We've just come across one of those situations which occasionally comes up when a developer goes off sick for a few days mid-project.
There were a few questions about whether he'd committed the latest version of his code or whether there was something more recent on his local machine we should be looking at, and we had a delivery to a customer pending so we couldn't wait for him to return.
One of the other developers logged on as him to see and found a mess of workspaces, many seemingly of the same projects, with timestamps that made it unclear which one was "current" (he was prototyping some bits on versions of the project other than his "core" one).
Obviously this is a pain in the neck, however the alternative (which would seem to be strict standards for how each developer works on their own machine to ensure that any other developer can pick things up with a minimum of effort) is likely to break many developers personal work flows and lead to inefficiency on an individual level.
I'm not talking about standards for checked-in code, or even general development standards, I'm talking about how a developer works locally, a domain generally considered (in my experience) to be almost entirely under the developers own control.
So how do you handle situations like this? Are the one of those things that just happens and you have to deal with, the price you pay for developers being allowed to work in the way that best suits them?
Or do you ask developers to adhere to standards in this area - use of specific directories, naming standards, notes on a wiki or whatever?
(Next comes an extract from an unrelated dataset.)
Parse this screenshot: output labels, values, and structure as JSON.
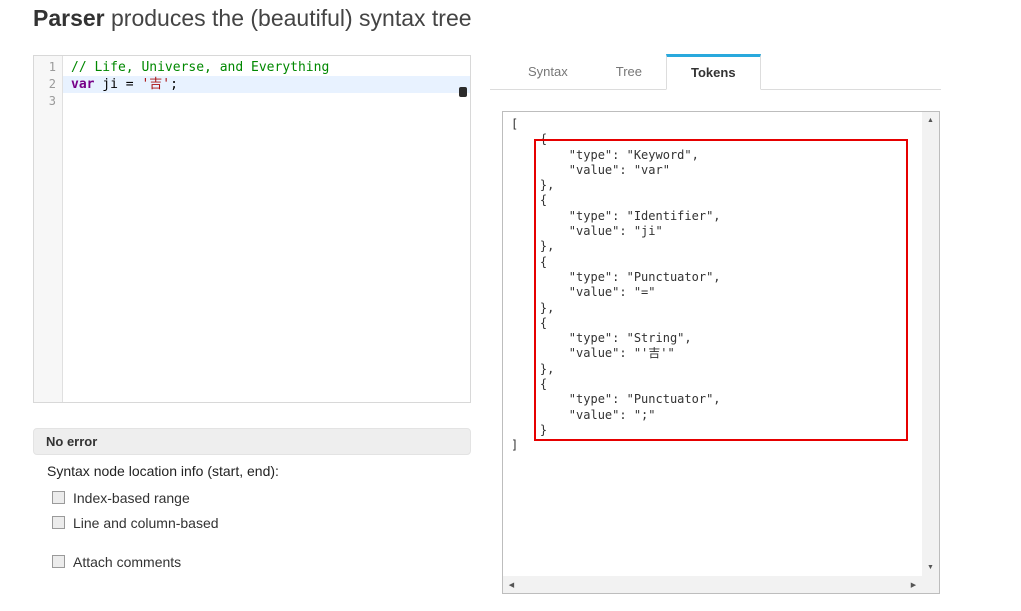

And if so what do your standards cover, how strict are they, how do you police them and so on?
Or is there another solution I'm missing?
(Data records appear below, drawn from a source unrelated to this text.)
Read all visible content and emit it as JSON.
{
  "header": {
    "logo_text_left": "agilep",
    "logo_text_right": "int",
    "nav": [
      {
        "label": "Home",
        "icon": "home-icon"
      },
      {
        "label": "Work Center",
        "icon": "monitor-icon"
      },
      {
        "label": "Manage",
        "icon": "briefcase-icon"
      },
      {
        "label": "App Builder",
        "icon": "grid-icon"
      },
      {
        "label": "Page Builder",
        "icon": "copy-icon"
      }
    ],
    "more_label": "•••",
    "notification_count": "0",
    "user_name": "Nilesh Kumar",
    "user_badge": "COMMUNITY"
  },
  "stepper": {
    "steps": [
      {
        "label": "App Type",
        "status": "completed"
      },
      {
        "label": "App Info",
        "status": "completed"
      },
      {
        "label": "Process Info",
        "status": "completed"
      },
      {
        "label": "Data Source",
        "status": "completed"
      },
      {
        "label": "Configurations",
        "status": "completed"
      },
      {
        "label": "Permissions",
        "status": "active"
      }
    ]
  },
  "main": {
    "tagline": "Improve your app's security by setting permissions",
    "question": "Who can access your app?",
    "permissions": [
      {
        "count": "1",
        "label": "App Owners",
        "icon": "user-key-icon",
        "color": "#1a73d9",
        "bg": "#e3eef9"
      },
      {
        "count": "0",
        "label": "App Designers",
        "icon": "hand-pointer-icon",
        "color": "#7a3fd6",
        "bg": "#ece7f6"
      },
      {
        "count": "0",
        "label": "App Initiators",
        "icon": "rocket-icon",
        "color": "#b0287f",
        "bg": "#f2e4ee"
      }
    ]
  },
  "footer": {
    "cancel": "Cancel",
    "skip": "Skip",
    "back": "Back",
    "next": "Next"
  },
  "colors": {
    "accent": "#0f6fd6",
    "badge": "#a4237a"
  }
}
[Assume for the sake of argument that the developer can not be contacted to talk through what he was doing here - even if he could knowing and describing which workspace is which from memory isn't going to be simple and flawless and sometimes people genuinely can't be contacted and I'd like a solution which covers all eventualities.]
Edit: I get that going through someone's workstation is bad form (though it's an interesting - and likely off-topic - question as to precisely why that is) and I'm certainly not looking at unlimited access. Think more along the lines of a standard where their code directories are set up with a read-only share - nothing can be changed, nothing else can be seen and so on.